What constitutes "plagiarism" in a scientific paper is very different from plagiarism in journalism or English literature. In scientific writing, it is expected that authors will use the same flat, impersonal style and repeat definitions and the results of others to save the reader the time of having to look them up. So, simple pattern matching between science papers will result in a great many false positives. In science (and math) writing what matters is the new result which the author is claiming. It seems to me that it would be nearly impossible for a computer program to detect the distinction.
Hours of speculation and typing can save one minute of reading TFA. From the article:
"Unlike other plagiarism detectors, it does not use phrases or similar words to check for copying. Helio Text actually looks at the entirety of the text."
So no, it does not. It uses instead some sort of similarity metric computed from analyzing the entire text. This is possibly similar to the text distance metrics used in vector space search engine models (see: en.wikipedia.org/wiki/Vector_space_model ). They will be publishing a paper online in PLoS ONE.

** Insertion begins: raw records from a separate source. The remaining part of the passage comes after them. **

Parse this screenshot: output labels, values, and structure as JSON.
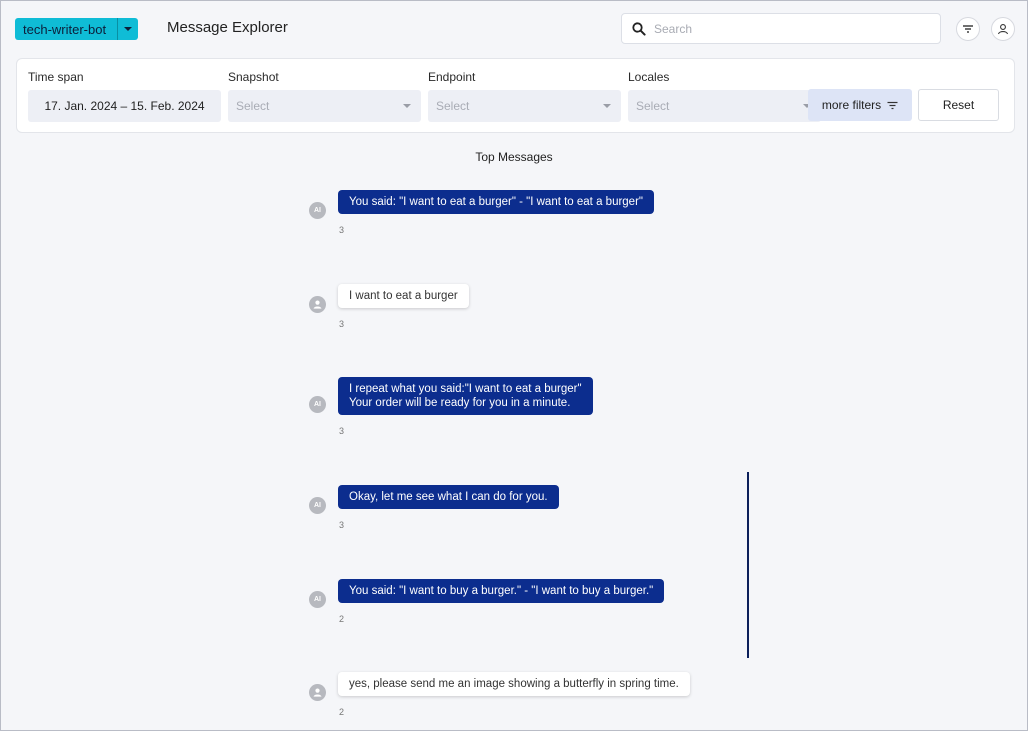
{
  "header": {
    "bot_name": "tech-writer-bot",
    "app_title": "Message Explorer",
    "search_placeholder": "Search"
  },
  "filters": {
    "time_span": {
      "label": "Time span",
      "value": "17. Jan. 2024 – 15. Feb. 2024"
    },
    "snapshot": {
      "label": "Snapshot",
      "placeholder": "Select"
    },
    "endpoint": {
      "label": "Endpoint",
      "placeholder": "Select"
    },
    "locales": {
      "label": "Locales",
      "placeholder": "Select"
    },
    "more_filters_label": "more filters",
    "reset_label": "Reset"
  },
  "section_title": "Top Messages",
  "messages": [
    {
      "sender": "bot",
      "avatar": "AI",
      "lines": [
        "You said: \"I want to eat a burger\" - \"I want to eat a burger\""
      ],
      "count": "3"
    },
    {
      "sender": "user",
      "avatar": "user-icon",
      "lines": [
        "I want to eat a burger"
      ],
      "count": "3"
    },
    {
      "sender": "bot",
      "avatar": "AI",
      "lines": [
        "I repeat what you said:\"I want to eat a burger\"",
        "Your order will be ready for you in a minute."
      ],
      "count": "3"
    },
    {
      "sender": "bot",
      "avatar": "AI",
      "lines": [
        "Okay, let me see what I can do for you."
      ],
      "count": "3"
    },
    {
      "sender": "bot",
      "avatar": "AI",
      "lines": [
        "You said: \"I want to buy a burger.\" - \"I want to buy a burger.\""
      ],
      "count": "2"
    },
    {
      "sender": "user",
      "avatar": "user-icon",
      "lines": [
        "yes, please send me an image showing a butterfly in spring time."
      ],
      "count": "2"
    }
  ]
}
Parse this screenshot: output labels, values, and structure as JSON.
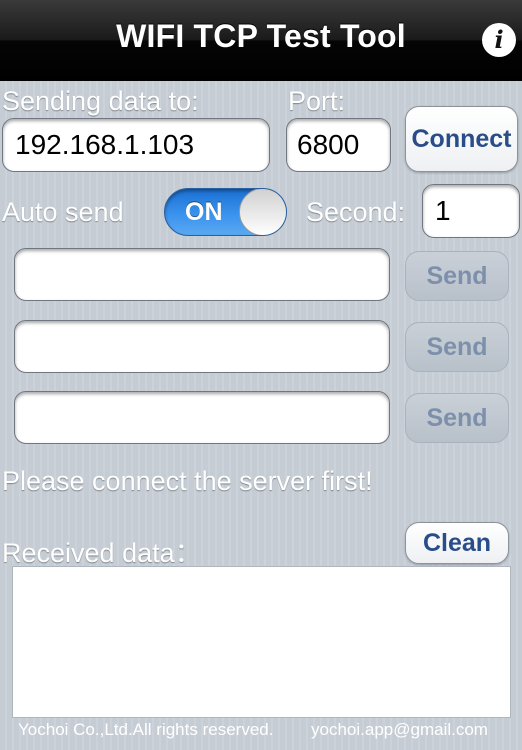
{
  "header": {
    "title": "WIFI TCP Test Tool",
    "info_label": "i"
  },
  "connection": {
    "sending_label": "Sending data to:",
    "ip_value": "192.168.1.103",
    "port_label": "Port:",
    "port_value": "6800",
    "connect_label": "Connect"
  },
  "auto_send": {
    "label": "Auto send",
    "toggle_state": "ON",
    "second_label": "Second:",
    "second_value": "1"
  },
  "send_rows": [
    {
      "value": "",
      "button": "Send"
    },
    {
      "value": "",
      "button": "Send"
    },
    {
      "value": "",
      "button": "Send"
    }
  ],
  "status": {
    "message": "Please connect the server first!"
  },
  "received": {
    "label": "Received data：",
    "clean_label": "Clean",
    "content": ""
  },
  "footer": {
    "copyright": "Yochoi Co.,Ltd.All rights reserved.",
    "email": "yochoi.app@gmail.com"
  },
  "colors": {
    "background": "#c5ccd4",
    "button_text": "#2a4d8a",
    "toggle_on": "#3a93ee"
  }
}
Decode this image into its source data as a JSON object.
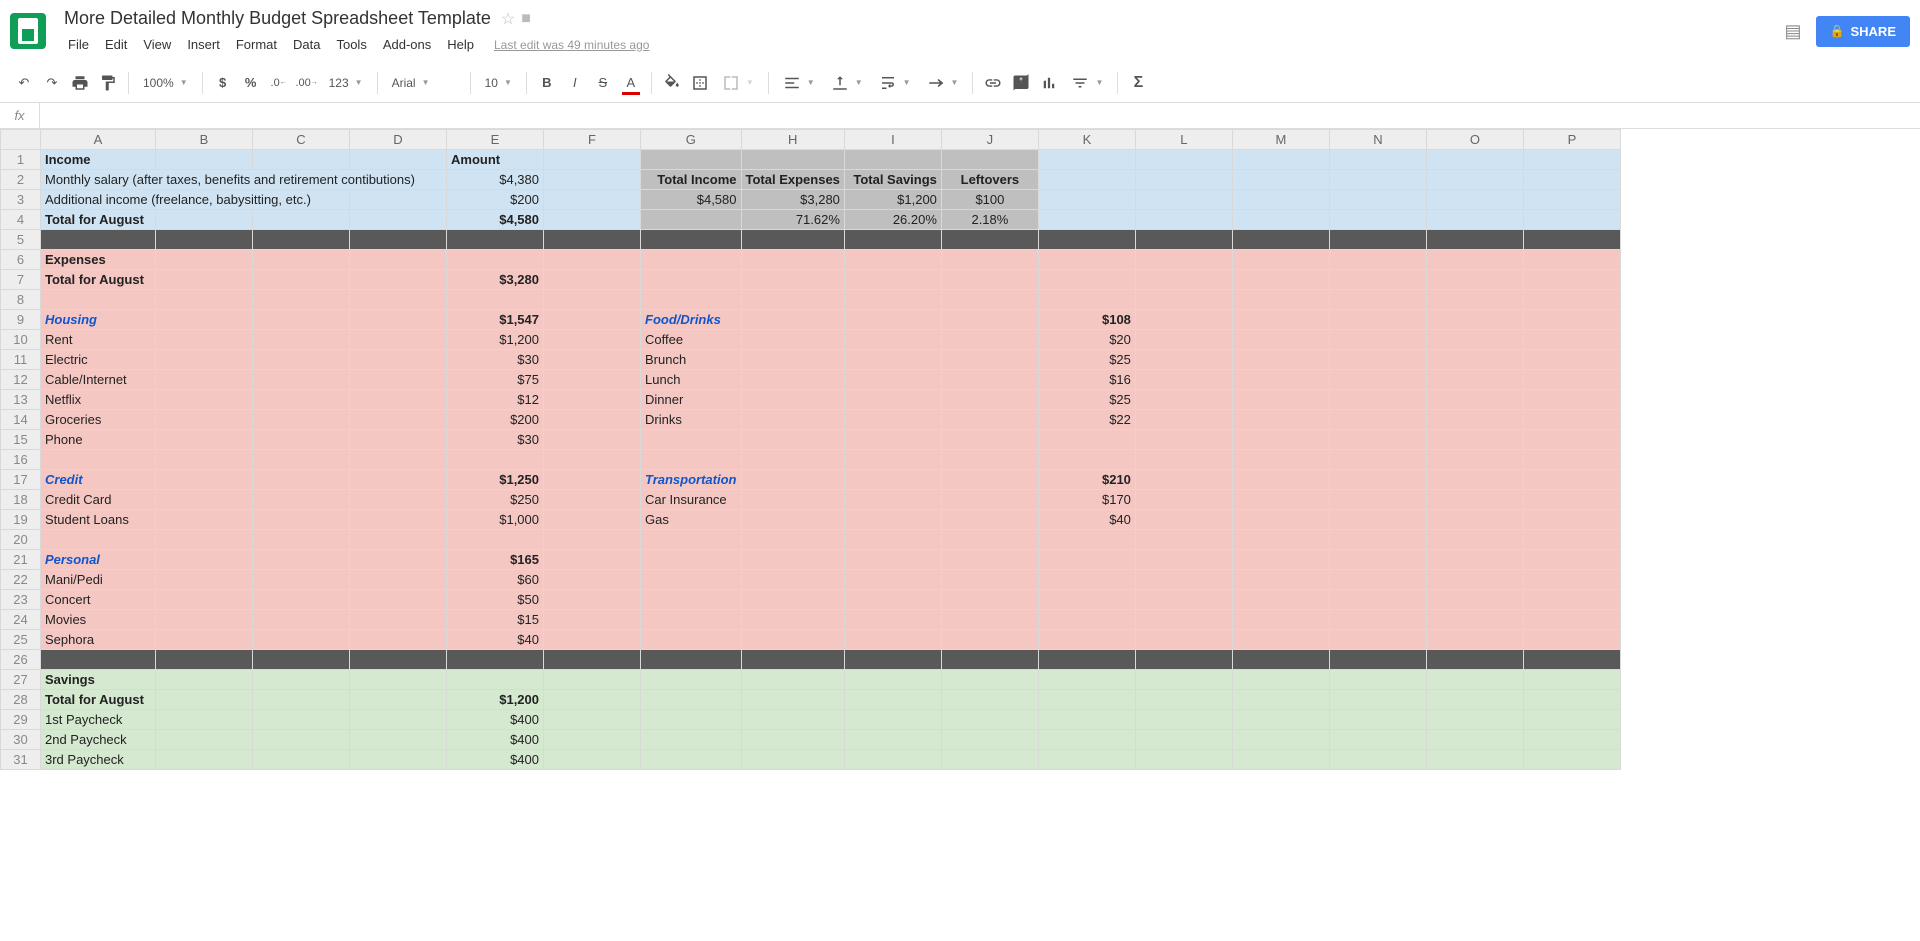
{
  "doc": {
    "title": "More Detailed Monthly Budget Spreadsheet Template",
    "last_edit": "Last edit was 49 minutes ago"
  },
  "menus": [
    "File",
    "Edit",
    "View",
    "Insert",
    "Format",
    "Data",
    "Tools",
    "Add-ons",
    "Help"
  ],
  "share": "SHARE",
  "toolbar": {
    "zoom": "100%",
    "font": "Arial",
    "size": "10",
    "more_formats": "123"
  },
  "fx": "fx",
  "columns": [
    "A",
    "B",
    "C",
    "D",
    "E",
    "F",
    "G",
    "H",
    "I",
    "J",
    "K",
    "L",
    "M",
    "N",
    "O",
    "P"
  ],
  "rows": [
    {
      "n": 1,
      "style": "blue",
      "cells": {
        "A": {
          "t": "Income",
          "b": 1
        },
        "E": {
          "t": "Amount",
          "b": 1
        },
        "G": {
          "bg": "grey"
        },
        "H": {
          "bg": "grey"
        },
        "I": {
          "bg": "grey"
        },
        "J": {
          "bg": "grey"
        }
      }
    },
    {
      "n": 2,
      "style": "blue",
      "cells": {
        "A": {
          "t": "Monthly salary (after taxes, benefits and retirement contibutions)",
          "span": 4
        },
        "E": {
          "t": "$4,380",
          "r": 1
        },
        "G": {
          "t": "Total Income",
          "b": 1,
          "bg": "grey",
          "r": 1
        },
        "H": {
          "t": "Total Expenses",
          "b": 1,
          "bg": "grey",
          "r": 1
        },
        "I": {
          "t": "Total Savings",
          "b": 1,
          "bg": "grey",
          "r": 1
        },
        "J": {
          "t": "Leftovers",
          "b": 1,
          "bg": "grey",
          "c": 1
        }
      }
    },
    {
      "n": 3,
      "style": "blue",
      "cells": {
        "A": {
          "t": "Additional income (freelance, babysitting, etc.)",
          "span": 3
        },
        "E": {
          "t": "$200",
          "r": 1
        },
        "G": {
          "t": "$4,580",
          "bg": "grey",
          "r": 1
        },
        "H": {
          "t": "$3,280",
          "bg": "grey",
          "r": 1
        },
        "I": {
          "t": "$1,200",
          "bg": "grey",
          "r": 1
        },
        "J": {
          "t": "$100",
          "bg": "grey",
          "c": 1
        }
      }
    },
    {
      "n": 4,
      "style": "blue",
      "cells": {
        "A": {
          "t": "Total for August",
          "b": 1
        },
        "E": {
          "t": "$4,580",
          "b": 1,
          "r": 1
        },
        "G": {
          "bg": "grey"
        },
        "H": {
          "t": "71.62%",
          "bg": "grey",
          "r": 1
        },
        "I": {
          "t": "26.20%",
          "bg": "grey",
          "r": 1
        },
        "J": {
          "t": "2.18%",
          "bg": "grey",
          "c": 1
        }
      }
    },
    {
      "n": 5,
      "style": "dark",
      "cells": {}
    },
    {
      "n": 6,
      "style": "pink",
      "cells": {
        "A": {
          "t": "Expenses",
          "b": 1
        }
      }
    },
    {
      "n": 7,
      "style": "pink",
      "cells": {
        "A": {
          "t": "Total for August",
          "b": 1
        },
        "E": {
          "t": "$3,280",
          "b": 1,
          "r": 1
        }
      }
    },
    {
      "n": 8,
      "style": "pink",
      "cells": {}
    },
    {
      "n": 9,
      "style": "pink",
      "cells": {
        "A": {
          "t": "Housing",
          "b": 1,
          "i": 1,
          "lc": 1
        },
        "E": {
          "t": "$1,547",
          "b": 1,
          "r": 1
        },
        "G": {
          "t": "Food/Drinks",
          "b": 1,
          "i": 1,
          "lc": 1
        },
        "K": {
          "t": "$108",
          "b": 1,
          "r": 1
        }
      }
    },
    {
      "n": 10,
      "style": "pink",
      "cells": {
        "A": {
          "t": "Rent"
        },
        "E": {
          "t": "$1,200",
          "r": 1
        },
        "G": {
          "t": "Coffee"
        },
        "K": {
          "t": "$20",
          "r": 1
        }
      }
    },
    {
      "n": 11,
      "style": "pink",
      "cells": {
        "A": {
          "t": "Electric"
        },
        "E": {
          "t": "$30",
          "r": 1
        },
        "G": {
          "t": "Brunch"
        },
        "K": {
          "t": "$25",
          "r": 1
        }
      }
    },
    {
      "n": 12,
      "style": "pink",
      "cells": {
        "A": {
          "t": "Cable/Internet"
        },
        "E": {
          "t": "$75",
          "r": 1
        },
        "G": {
          "t": "Lunch"
        },
        "K": {
          "t": "$16",
          "r": 1
        }
      }
    },
    {
      "n": 13,
      "style": "pink",
      "cells": {
        "A": {
          "t": "Netflix"
        },
        "E": {
          "t": "$12",
          "r": 1
        },
        "G": {
          "t": "Dinner"
        },
        "K": {
          "t": "$25",
          "r": 1
        }
      }
    },
    {
      "n": 14,
      "style": "pink",
      "cells": {
        "A": {
          "t": "Groceries"
        },
        "E": {
          "t": "$200",
          "r": 1
        },
        "G": {
          "t": "Drinks"
        },
        "K": {
          "t": "$22",
          "r": 1
        }
      }
    },
    {
      "n": 15,
      "style": "pink",
      "cells": {
        "A": {
          "t": "Phone"
        },
        "E": {
          "t": "$30",
          "r": 1
        }
      }
    },
    {
      "n": 16,
      "style": "pink",
      "cells": {}
    },
    {
      "n": 17,
      "style": "pink",
      "cells": {
        "A": {
          "t": "Credit",
          "b": 1,
          "i": 1,
          "lc": 1
        },
        "E": {
          "t": "$1,250",
          "b": 1,
          "r": 1
        },
        "G": {
          "t": "Transportation",
          "b": 1,
          "i": 1,
          "lc": 1
        },
        "K": {
          "t": "$210",
          "b": 1,
          "r": 1
        }
      }
    },
    {
      "n": 18,
      "style": "pink",
      "cells": {
        "A": {
          "t": "Credit Card"
        },
        "E": {
          "t": "$250",
          "r": 1
        },
        "G": {
          "t": "Car Insurance"
        },
        "K": {
          "t": "$170",
          "r": 1
        }
      }
    },
    {
      "n": 19,
      "style": "pink",
      "cells": {
        "A": {
          "t": "Student Loans"
        },
        "E": {
          "t": "$1,000",
          "r": 1
        },
        "G": {
          "t": "Gas"
        },
        "K": {
          "t": "$40",
          "r": 1
        }
      }
    },
    {
      "n": 20,
      "style": "pink",
      "cells": {}
    },
    {
      "n": 21,
      "style": "pink",
      "cells": {
        "A": {
          "t": "Personal",
          "b": 1,
          "i": 1,
          "lc": 1
        },
        "E": {
          "t": "$165",
          "b": 1,
          "r": 1
        }
      }
    },
    {
      "n": 22,
      "style": "pink",
      "cells": {
        "A": {
          "t": "Mani/Pedi"
        },
        "E": {
          "t": "$60",
          "r": 1
        }
      }
    },
    {
      "n": 23,
      "style": "pink",
      "cells": {
        "A": {
          "t": "Concert"
        },
        "E": {
          "t": "$50",
          "r": 1
        }
      }
    },
    {
      "n": 24,
      "style": "pink",
      "cells": {
        "A": {
          "t": "Movies"
        },
        "E": {
          "t": "$15",
          "r": 1
        }
      }
    },
    {
      "n": 25,
      "style": "pink",
      "cells": {
        "A": {
          "t": "Sephora"
        },
        "E": {
          "t": "$40",
          "r": 1
        }
      }
    },
    {
      "n": 26,
      "style": "dark",
      "cells": {}
    },
    {
      "n": 27,
      "style": "green",
      "cells": {
        "A": {
          "t": "Savings",
          "b": 1
        }
      }
    },
    {
      "n": 28,
      "style": "green",
      "cells": {
        "A": {
          "t": "Total for August",
          "b": 1
        },
        "E": {
          "t": "$1,200",
          "b": 1,
          "r": 1
        }
      }
    },
    {
      "n": 29,
      "style": "green",
      "cells": {
        "A": {
          "t": "1st Paycheck"
        },
        "E": {
          "t": "$400",
          "r": 1
        }
      }
    },
    {
      "n": 30,
      "style": "green",
      "cells": {
        "A": {
          "t": "2nd Paycheck"
        },
        "E": {
          "t": "$400",
          "r": 1
        }
      }
    },
    {
      "n": 31,
      "style": "green",
      "cells": {
        "A": {
          "t": "3rd Paycheck"
        },
        "E": {
          "t": "$400",
          "r": 1
        }
      }
    }
  ]
}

I did RTFA. However, there is no code, no algorithm description, no indication whatsoever in TFA describing exactly how their program operates. From the vague references in TFA it appears that this is nothing more than a glorified, article+abstract-wide, pattern matcher. Perhaps it is a little more clever and uses something similar to Google's page ranking algorithm via applying distance metrics to textual spaces. However, that is also a form of syntactic analysis rather than a context analysis. Barring further information on the algorithm, I can't see how your description invalidates my previous point.